Facilely Control Grafting Density and Side Chain Composition of Bottlebrush Polymer.

Abstract

Control over polymer architecture and composition is essential for disclosing structure-property relationships and developing high-performance materials. Herein, a new method is successfully developed to synthesize bottlebrush polymer (BP) with controllable graft density and side chain composition by "grafting-from" strategy using in situ halogen exchange and reversible chain transfer catalyzed polymerization (RTCP). The main chain of the BP is first synthesized by the polymerization of methacrylates containing alkyl bromide as a side group. Then, the alkyl bromine is quantitatively converted to alkyl iodide with sodium iodide (NaI) via in situ halogen exchange to efficiently initiate the RTCP of methacrylates. By adjusting the input amount of NaI and monomers in sequence, BP named PBPEMA-g-PMMA/PBzMA/PPEGMEMA which contains three different kinds of polymer side chains including hydrophilic PPEGMEMA, hydrophobic PMMA, and PBzMA is synthesized with narrow molecular weight distribution (Mw /Mn ≤1.36).
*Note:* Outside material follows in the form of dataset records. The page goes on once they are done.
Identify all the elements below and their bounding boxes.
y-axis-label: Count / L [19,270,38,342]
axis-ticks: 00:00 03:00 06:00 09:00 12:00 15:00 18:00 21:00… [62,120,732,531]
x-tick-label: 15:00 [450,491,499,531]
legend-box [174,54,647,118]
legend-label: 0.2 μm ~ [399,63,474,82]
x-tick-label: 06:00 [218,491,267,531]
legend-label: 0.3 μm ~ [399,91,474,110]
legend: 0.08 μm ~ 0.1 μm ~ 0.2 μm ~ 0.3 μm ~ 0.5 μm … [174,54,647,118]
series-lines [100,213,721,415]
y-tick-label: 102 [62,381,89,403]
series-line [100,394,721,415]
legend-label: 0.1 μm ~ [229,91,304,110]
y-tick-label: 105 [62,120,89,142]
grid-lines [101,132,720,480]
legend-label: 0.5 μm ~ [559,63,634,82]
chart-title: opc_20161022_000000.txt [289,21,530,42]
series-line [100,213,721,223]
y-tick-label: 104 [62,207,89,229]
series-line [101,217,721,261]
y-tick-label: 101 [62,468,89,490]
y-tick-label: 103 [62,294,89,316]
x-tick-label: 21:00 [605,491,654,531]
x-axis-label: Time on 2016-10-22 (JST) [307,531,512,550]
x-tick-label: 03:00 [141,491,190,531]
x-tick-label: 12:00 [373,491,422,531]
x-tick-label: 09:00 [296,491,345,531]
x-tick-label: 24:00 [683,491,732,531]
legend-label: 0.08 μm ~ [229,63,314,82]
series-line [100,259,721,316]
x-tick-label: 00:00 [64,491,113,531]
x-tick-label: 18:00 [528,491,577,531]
The grafting density and the chain length of each polymer side chain are well controlled by the addition of NaI in batches and following RTCP. Moreover, the obtained BP self-assembled into spherical vesicles in aqueous with hydrophilic coronal structure, core region, and the hydrophobic wall between the former two, which enables to wrap hydrophobic pyrene and hydrophilic Rhodamine 6G separately or simultaneously.